Aside from the timely notification of employees and their dependents, employers must also correctly inform them of all the required information. Otherwise, employers risk paying penalties and fines for negligence.
It’s a good idea to create a script for informing employees and dependents to prevent yourself from leaving out important details.
As an employer, you must provide employees and their spouses with specific notices regarding their rights to and under COBRA. At minimum, you must inform your employee of their right to COBRA coverage at the beginning and end of their employment with you.
Who gets COBRA notice?
An employer is required to notify an employee and their spouse of COBRA coverage on the day the employee’s employment starts and the day their insurance coverage starts.
“It is the duty of the employer to notify about the health plan in 30 days if the employee loses their job,” said Stanley Tate, owner and founder of Tate Law. “The employee has 60 days to figure out whether they are signing up for COBRA or not.”
What are a qualifying event and a qualifying event notice under COBRA?
A qualifying event can be loss of employment, reduction in working hours, loss of dependent status, employer bankruptcy, divorce or legal separation.

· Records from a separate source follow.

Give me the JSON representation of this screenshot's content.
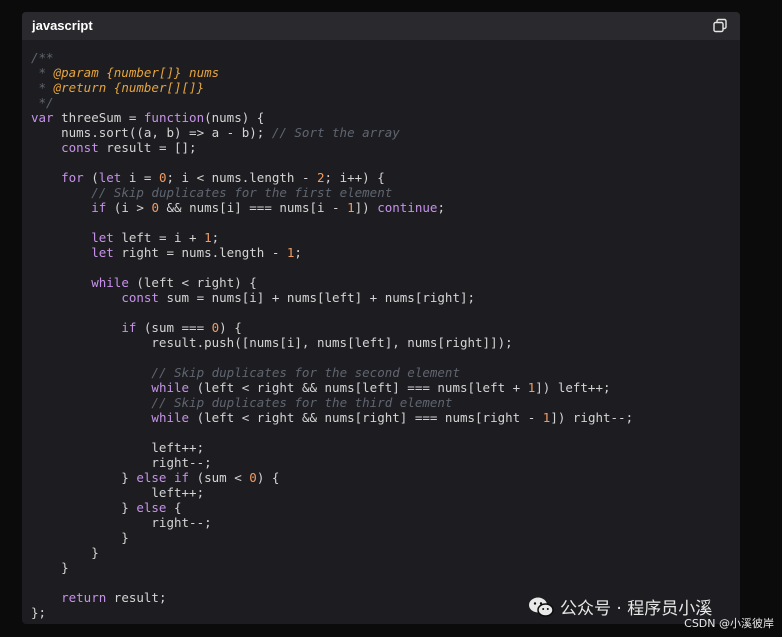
{
  "code_block": {
    "language": "javascript",
    "copy_icon": "copy-icon",
    "lines": [
      [
        {
          "t": "/**",
          "c": "cm"
        }
      ],
      [
        {
          "t": " * ",
          "c": "cm"
        },
        {
          "t": "@param",
          "c": "tag"
        },
        {
          "t": " {number[]} nums",
          "c": "tag"
        }
      ],
      [
        {
          "t": " * ",
          "c": "cm"
        },
        {
          "t": "@return",
          "c": "tag"
        },
        {
          "t": " {number[][]}",
          "c": "tag"
        }
      ],
      [
        {
          "t": " */",
          "c": "cm"
        }
      ],
      [
        {
          "t": "var",
          "c": "kw"
        },
        {
          "t": " threeSum = ",
          "c": "id"
        },
        {
          "t": "function",
          "c": "kw"
        },
        {
          "t": "(nums) {",
          "c": "id"
        }
      ],
      [
        {
          "t": "    nums.sort((a, b) => a - b); ",
          "c": "id"
        },
        {
          "t": "// Sort the array",
          "c": "cm"
        }
      ],
      [
        {
          "t": "    ",
          "c": "id"
        },
        {
          "t": "const",
          "c": "kw"
        },
        {
          "t": " result = [];",
          "c": "id"
        }
      ],
      [],
      [
        {
          "t": "    ",
          "c": "id"
        },
        {
          "t": "for",
          "c": "kw"
        },
        {
          "t": " (",
          "c": "id"
        },
        {
          "t": "let",
          "c": "kw"
        },
        {
          "t": " i = ",
          "c": "id"
        },
        {
          "t": "0",
          "c": "num"
        },
        {
          "t": "; i < nums.length - ",
          "c": "id"
        },
        {
          "t": "2",
          "c": "num"
        },
        {
          "t": "; i++) {",
          "c": "id"
        }
      ],
      [
        {
          "t": "        ",
          "c": "id"
        },
        {
          "t": "// Skip duplicates for the first element",
          "c": "cm"
        }
      ],
      [
        {
          "t": "        ",
          "c": "id"
        },
        {
          "t": "if",
          "c": "kw"
        },
        {
          "t": " (i > ",
          "c": "id"
        },
        {
          "t": "0",
          "c": "num"
        },
        {
          "t": " && nums[i] === nums[i - ",
          "c": "id"
        },
        {
          "t": "1",
          "c": "num"
        },
        {
          "t": "]) ",
          "c": "id"
        },
        {
          "t": "continue",
          "c": "kw"
        },
        {
          "t": ";",
          "c": "id"
        }
      ],
      [],
      [
        {
          "t": "        ",
          "c": "id"
        },
        {
          "t": "let",
          "c": "kw"
        },
        {
          "t": " left = i + ",
          "c": "id"
        },
        {
          "t": "1",
          "c": "num"
        },
        {
          "t": ";",
          "c": "id"
        }
      ],
      [
        {
          "t": "        ",
          "c": "id"
        },
        {
          "t": "let",
          "c": "kw"
        },
        {
          "t": " right = nums.length - ",
          "c": "id"
        },
        {
          "t": "1",
          "c": "num"
        },
        {
          "t": ";",
          "c": "id"
        }
      ],
      [],
      [
        {
          "t": "        ",
          "c": "id"
        },
        {
          "t": "while",
          "c": "kw"
        },
        {
          "t": " (left < right) {",
          "c": "id"
        }
      ],
      [
        {
          "t": "            ",
          "c": "id"
        },
        {
          "t": "const",
          "c": "kw"
        },
        {
          "t": " sum = nums[i] + nums[left] + nums[right];",
          "c": "id"
        }
      ],
      [],
      [
        {
          "t": "            ",
          "c": "id"
        },
        {
          "t": "if",
          "c": "kw"
        },
        {
          "t": " (sum === ",
          "c": "id"
        },
        {
          "t": "0",
          "c": "num"
        },
        {
          "t": ") {",
          "c": "id"
        }
      ],
      [
        {
          "t": "                result.push([nums[i], nums[left], nums[right]]);",
          "c": "id"
        }
      ],
      [],
      [
        {
          "t": "                ",
          "c": "id"
        },
        {
          "t": "// Skip duplicates for the second element",
          "c": "cm"
        }
      ],
      [
        {
          "t": "                ",
          "c": "id"
        },
        {
          "t": "while",
          "c": "kw"
        },
        {
          "t": " (left < right && nums[left] === nums[left + ",
          "c": "id"
        },
        {
          "t": "1",
          "c": "num"
        },
        {
          "t": "]) left++;",
          "c": "id"
        }
      ],
      [
        {
          "t": "                ",
          "c": "id"
        },
        {
          "t": "// Skip duplicates for the third element",
          "c": "cm"
        }
      ],
      [
        {
          "t": "                ",
          "c": "id"
        },
        {
          "t": "while",
          "c": "kw"
        },
        {
          "t": " (left < right && nums[right] === nums[right - ",
          "c": "id"
        },
        {
          "t": "1",
          "c": "num"
        },
        {
          "t": "]) right--;",
          "c": "id"
        }
      ],
      [],
      [
        {
          "t": "                left++;",
          "c": "id"
        }
      ],
      [
        {
          "t": "                right--;",
          "c": "id"
        }
      ],
      [
        {
          "t": "            } ",
          "c": "id"
        },
        {
          "t": "else",
          "c": "kw"
        },
        {
          "t": " ",
          "c": "id"
        },
        {
          "t": "if",
          "c": "kw"
        },
        {
          "t": " (sum < ",
          "c": "id"
        },
        {
          "t": "0",
          "c": "num"
        },
        {
          "t": ") {",
          "c": "id"
        }
      ],
      [
        {
          "t": "                left++;",
          "c": "id"
        }
      ],
      [
        {
          "t": "            } ",
          "c": "id"
        },
        {
          "t": "else",
          "c": "kw"
        },
        {
          "t": " {",
          "c": "id"
        }
      ],
      [
        {
          "t": "                right--;",
          "c": "id"
        }
      ],
      [
        {
          "t": "            }",
          "c": "id"
        }
      ],
      [
        {
          "t": "        }",
          "c": "id"
        }
      ],
      [
        {
          "t": "    }",
          "c": "id"
        }
      ],
      [],
      [
        {
          "t": "    ",
          "c": "id"
        },
        {
          "t": "return",
          "c": "kw"
        },
        {
          "t": " result;",
          "c": "id"
        }
      ],
      [
        {
          "t": "};",
          "c": "id"
        }
      ]
    ]
  },
  "watermark": {
    "icon": "wechat-icon",
    "text": "公众号 · 程序员小溪",
    "csdn": "CSDN @小溪彼岸"
  },
  "colors": {
    "background": "#0b0b0c",
    "code_bg": "#1d1d21",
    "header_bg": "#2a2a2e",
    "keyword": "#c792ea",
    "number": "#f29b62",
    "comment": "#5f6570",
    "jsdoc_tag": "#e6a43c",
    "text": "#d4d4d4"
  }
}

Either the employer or the employee must send a qualifying event notice to the group health plan to enact COBRA should a qualifying event occur.
How long after a qualifying event does an employee have to elect COBRA coverage?
An employee has 60 days after a qualifying event to decide if they want to enact COBRA.
When is an employee eligible for COBRA continuation coverage?
An employee is eligible if they have been employed and covered under their employer’s group healthcare plan, the insurance plan was effective on more than 50% of the employer’s business days the previous year, and the employee was laid off or fired, retired, quit, or had their hours reduced to the point that the employer is no longer required to cover them under the company’s insurance plan.
How much does COBRA cost?
The exact cost of federal COBRA health insurance depends on how much the general health insurance plan costs the employer. The average cost for annual employer-sponsored health insurance is over $20,000, and employees typically pay less than half that cost.
“What an employee needs to know is that they will be required to pay the full COBRA premium, their share plus the share of the premium that the employer used to pay on their behalf,” Handrick said. “Nonetheless, this healthcare insurance coverage may still be cheaper for the employee than getting coverage on their own.”